Document Type
Article
Publication Date
2014
Abstract
This Article argues for a human dignity-based, due process clause analysis to recognize the fundamental duty of government to provide high quality, public education. Access to public education is a fundamental duty, or positive fundamental right because education is a basic human need and a constituent part of all democratic rights. In The Fifth Freedom, I argued that there is a fundamental duty under the U.S. Constitution to provide public education and that the reason a fundamental right to public education has not been recognized is because of a profound confusion regarding fundamental rights as duties.' The Court is biased towards protecting negative rights or liberties over enforcing positive rights or duties. As a result, the Court has failed to develop a framework for protecting even the most basic and widely accepted of fundamental duties, the constitutional duty to provide high quality, public education. Here, I demonstrate that education is essential to any meaningful concept of personal liberty and to democracy.

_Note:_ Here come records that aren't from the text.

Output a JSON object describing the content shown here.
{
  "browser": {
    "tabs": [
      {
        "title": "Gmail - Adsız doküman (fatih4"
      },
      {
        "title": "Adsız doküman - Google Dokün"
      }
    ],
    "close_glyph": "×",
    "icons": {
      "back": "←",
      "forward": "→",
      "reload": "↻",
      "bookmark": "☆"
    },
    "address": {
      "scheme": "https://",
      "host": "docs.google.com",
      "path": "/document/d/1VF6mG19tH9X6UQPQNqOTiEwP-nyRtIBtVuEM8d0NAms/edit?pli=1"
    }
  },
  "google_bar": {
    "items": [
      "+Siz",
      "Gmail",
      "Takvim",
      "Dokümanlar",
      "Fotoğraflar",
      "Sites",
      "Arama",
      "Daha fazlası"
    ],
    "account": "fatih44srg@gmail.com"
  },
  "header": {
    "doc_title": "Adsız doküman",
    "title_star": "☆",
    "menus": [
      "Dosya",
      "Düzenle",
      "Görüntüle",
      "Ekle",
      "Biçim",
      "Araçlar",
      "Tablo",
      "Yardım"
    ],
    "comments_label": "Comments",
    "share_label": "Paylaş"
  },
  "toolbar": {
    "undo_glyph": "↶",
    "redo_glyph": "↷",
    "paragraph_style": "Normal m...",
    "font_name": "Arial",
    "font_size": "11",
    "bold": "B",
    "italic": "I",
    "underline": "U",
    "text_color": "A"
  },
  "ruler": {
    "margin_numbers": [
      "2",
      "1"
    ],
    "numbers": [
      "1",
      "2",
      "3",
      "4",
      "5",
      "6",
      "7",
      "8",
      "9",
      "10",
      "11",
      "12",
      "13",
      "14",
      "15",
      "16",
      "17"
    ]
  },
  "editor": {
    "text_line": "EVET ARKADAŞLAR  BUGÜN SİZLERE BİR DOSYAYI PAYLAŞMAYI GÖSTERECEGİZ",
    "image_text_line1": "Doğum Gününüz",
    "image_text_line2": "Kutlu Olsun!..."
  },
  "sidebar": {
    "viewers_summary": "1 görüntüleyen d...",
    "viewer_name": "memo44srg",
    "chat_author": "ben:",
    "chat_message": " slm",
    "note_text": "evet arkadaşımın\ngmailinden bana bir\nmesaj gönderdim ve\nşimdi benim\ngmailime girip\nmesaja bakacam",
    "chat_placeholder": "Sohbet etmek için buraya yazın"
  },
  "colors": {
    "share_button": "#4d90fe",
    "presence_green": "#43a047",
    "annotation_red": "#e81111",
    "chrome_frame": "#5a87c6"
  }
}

Without an educated citizenry, liberty and democracy are merely empty concepts devoid of meaning for all but the economically privileged and socially advantaged. For instance, voter turnout is much lower amongst people with no college educations as compared to people with college and graduate level degrees. The voter turnout rate for adults who have not completed high school is even lower.' Hence, it is well understood that education inspires and enables meaningful democratic engagement. Recognizing that public education is a basic capability that is essential to human dignity requires application of a due process clause analysis similar to that applied in the 2003 human dignity-based holding of Lawrence v. Texas. Ironically, Lawrence, which is a negative-rights and liberty-based holding, can serve as the template for recognizing the positive right of access to public education. While the basic right recognized in Lawrence is the right to privacy, free of government intrusion, Lawrence rests on a broader notion of substantive due process: that privacy is essential to liberty and human dignity. Like the right to privacy, education is also essential to liberty. However, the case for a dignity based due process clause protection of the right to public education is even stronger for education than the case for the right to privacy. This is because education is essential to both the liberty and the democracy components of human dignity.
Recommended Citation
Areto A. Imoukhuede, Education Rights and the New Due Process, 47 IND. L. REV. 467 (2014).